Introducing 6th Generation Intel® Core™, Intel’s Best Processor Ever photo Introducing 6th Generation Intel® Core™, Intel’s Best Processor Ever

This larger launch is the full Skylake lineup consisting of Intel’s “best processors ever”. At an electronics show in Berlin, the company unveiled its sixth generation Intel Core processor family.



The best way to figure out which of Intel’s six new processors to get is to consider what you plan using your new PC for.

“There are now a billion plus PCs in the world that are three years or older and many of you would recognise that these PCs are out of date, they’re slow to wake up and don’t have the battery life they used to have”.

Intel says the new processors will offer 10 percent better performance, 30 percent better graphics performance and an extra hour of battery life compared to the previous generation Broadwell chips.

Because of Skylake’s features, companies will be able to release notebook PCs that are half as thick and half as heavy as those from five years ago, according to Intel, while at the same time enabling double the performance and triple the battery life of computers from 2010.

Intel had Windows 10 in mind when developing its 6th generation Intel Core chips.

Systems carrying the U, H and S variants of the Skylake processors will begin appearing in the 4th quarter of this year, we should begin seeing announcements of products using the Y Series Intel processors in the near future. And they can enable incredible new PC experiences like logging into your computer with your face and having a personal assistant respond to your voice.

The sixth generation Intel Core processors are built on Skylake microarchitecture and have sleek designs that are thinner than ever. As we have seen with the Core i series processors, the higher the number following the alphabet, the more powerful the processor – although the TDP maxes out at under 8W to ensure a fanless design. The chips are smaller in size but provide more power and speed.

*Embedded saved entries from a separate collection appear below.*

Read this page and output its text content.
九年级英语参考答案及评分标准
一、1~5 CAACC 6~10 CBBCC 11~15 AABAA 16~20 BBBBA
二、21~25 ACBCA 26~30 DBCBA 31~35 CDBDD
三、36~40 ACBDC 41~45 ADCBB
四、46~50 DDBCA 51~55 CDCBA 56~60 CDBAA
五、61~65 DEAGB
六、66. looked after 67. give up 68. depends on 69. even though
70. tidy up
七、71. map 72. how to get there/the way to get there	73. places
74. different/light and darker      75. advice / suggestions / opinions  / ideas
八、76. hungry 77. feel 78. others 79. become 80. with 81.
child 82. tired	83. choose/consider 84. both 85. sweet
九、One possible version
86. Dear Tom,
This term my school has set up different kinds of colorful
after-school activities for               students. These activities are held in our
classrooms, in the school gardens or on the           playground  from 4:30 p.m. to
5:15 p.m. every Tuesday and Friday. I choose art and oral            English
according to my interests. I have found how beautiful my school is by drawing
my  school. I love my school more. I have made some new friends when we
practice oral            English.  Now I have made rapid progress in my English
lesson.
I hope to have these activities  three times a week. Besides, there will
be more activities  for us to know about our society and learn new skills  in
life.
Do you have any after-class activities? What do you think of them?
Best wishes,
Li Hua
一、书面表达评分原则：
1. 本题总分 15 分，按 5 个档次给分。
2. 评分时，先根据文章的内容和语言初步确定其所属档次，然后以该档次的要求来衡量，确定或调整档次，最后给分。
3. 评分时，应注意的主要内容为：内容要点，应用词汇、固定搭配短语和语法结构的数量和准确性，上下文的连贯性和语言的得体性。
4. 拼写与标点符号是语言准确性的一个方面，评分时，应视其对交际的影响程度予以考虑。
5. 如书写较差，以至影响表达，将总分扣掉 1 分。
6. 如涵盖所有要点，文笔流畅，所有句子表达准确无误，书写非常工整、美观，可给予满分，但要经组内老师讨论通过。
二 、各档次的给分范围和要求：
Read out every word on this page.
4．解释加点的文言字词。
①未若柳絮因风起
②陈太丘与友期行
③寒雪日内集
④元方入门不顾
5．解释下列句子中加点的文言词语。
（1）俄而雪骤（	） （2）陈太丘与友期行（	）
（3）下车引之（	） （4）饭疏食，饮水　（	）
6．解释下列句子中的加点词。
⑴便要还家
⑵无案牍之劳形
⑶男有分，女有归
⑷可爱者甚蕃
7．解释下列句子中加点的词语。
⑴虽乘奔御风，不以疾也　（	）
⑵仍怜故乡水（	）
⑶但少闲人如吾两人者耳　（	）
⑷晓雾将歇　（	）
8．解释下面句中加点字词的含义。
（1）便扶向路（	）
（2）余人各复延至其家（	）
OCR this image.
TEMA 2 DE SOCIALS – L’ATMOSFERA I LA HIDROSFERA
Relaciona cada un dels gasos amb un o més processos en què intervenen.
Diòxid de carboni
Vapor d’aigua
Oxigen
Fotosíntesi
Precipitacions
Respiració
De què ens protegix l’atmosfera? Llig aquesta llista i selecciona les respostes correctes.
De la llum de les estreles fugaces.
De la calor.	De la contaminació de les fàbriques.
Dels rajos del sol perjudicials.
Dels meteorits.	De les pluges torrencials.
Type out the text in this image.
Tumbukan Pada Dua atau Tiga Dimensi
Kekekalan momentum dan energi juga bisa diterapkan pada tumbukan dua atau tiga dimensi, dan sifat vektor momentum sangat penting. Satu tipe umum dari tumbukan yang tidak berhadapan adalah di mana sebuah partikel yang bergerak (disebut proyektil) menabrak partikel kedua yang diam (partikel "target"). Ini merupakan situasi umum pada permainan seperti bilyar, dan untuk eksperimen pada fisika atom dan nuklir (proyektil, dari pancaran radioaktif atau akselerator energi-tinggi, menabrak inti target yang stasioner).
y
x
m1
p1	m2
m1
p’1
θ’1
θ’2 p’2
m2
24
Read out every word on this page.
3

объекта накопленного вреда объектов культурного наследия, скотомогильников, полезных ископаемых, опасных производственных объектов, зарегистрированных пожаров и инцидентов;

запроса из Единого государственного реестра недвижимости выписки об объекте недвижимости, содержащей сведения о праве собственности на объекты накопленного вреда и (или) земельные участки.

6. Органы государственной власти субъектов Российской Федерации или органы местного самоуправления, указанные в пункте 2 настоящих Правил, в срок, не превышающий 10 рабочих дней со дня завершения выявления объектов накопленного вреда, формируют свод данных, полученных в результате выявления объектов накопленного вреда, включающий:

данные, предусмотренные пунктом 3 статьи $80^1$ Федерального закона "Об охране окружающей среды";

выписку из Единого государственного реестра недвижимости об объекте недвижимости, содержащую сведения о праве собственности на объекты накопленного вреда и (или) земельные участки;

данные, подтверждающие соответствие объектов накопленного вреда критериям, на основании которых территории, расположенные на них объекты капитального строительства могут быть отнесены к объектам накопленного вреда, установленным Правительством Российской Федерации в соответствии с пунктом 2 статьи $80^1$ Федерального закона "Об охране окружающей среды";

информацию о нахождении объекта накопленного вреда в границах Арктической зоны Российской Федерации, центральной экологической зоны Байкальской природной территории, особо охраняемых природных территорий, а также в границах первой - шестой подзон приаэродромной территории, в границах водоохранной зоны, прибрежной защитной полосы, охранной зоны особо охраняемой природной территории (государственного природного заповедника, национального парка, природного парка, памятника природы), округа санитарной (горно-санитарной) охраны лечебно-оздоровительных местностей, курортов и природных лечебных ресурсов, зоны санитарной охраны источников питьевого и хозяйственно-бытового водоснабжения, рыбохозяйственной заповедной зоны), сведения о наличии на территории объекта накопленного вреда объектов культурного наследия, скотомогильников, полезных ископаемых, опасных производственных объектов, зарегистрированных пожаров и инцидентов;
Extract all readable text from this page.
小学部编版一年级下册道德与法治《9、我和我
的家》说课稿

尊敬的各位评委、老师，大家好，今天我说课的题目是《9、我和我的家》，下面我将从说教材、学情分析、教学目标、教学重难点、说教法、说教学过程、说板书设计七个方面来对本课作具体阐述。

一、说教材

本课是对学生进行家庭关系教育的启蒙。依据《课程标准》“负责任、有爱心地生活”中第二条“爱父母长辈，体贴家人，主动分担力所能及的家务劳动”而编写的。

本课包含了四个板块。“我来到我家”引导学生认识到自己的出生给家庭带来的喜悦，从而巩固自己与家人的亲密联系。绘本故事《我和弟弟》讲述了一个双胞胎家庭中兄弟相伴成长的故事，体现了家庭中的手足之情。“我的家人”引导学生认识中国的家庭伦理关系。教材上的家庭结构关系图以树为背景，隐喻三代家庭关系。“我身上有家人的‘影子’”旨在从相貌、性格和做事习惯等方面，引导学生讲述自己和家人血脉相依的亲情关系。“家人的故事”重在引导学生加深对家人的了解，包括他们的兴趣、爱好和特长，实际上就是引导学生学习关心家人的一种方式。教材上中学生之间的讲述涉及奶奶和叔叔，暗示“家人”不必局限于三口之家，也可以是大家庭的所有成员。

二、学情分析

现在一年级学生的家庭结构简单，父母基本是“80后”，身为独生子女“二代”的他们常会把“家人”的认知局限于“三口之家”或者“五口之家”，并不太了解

Tristan Gerra, a chip industry analyst with Robert W. Baird, doubts Skylake’s ability to turn the PC sales around, but believes it is possible the new technology could level off the 9 to 10% decline expected in the PC sales this year. And Intel’s also making a push toward “wire-free” computing, with many Skylake systems supporting wireless charging.

In the coming months, Intel plans to deliver more than 48 processors in the 6th Gen Intel Core processor family, featuring Intel® Iris™ and Iris Pro graphics, as well as Intel Xeon E3-1500M processor family for mobile workstations and 6th Gen Intel® vPro™ processors for business and enterprises.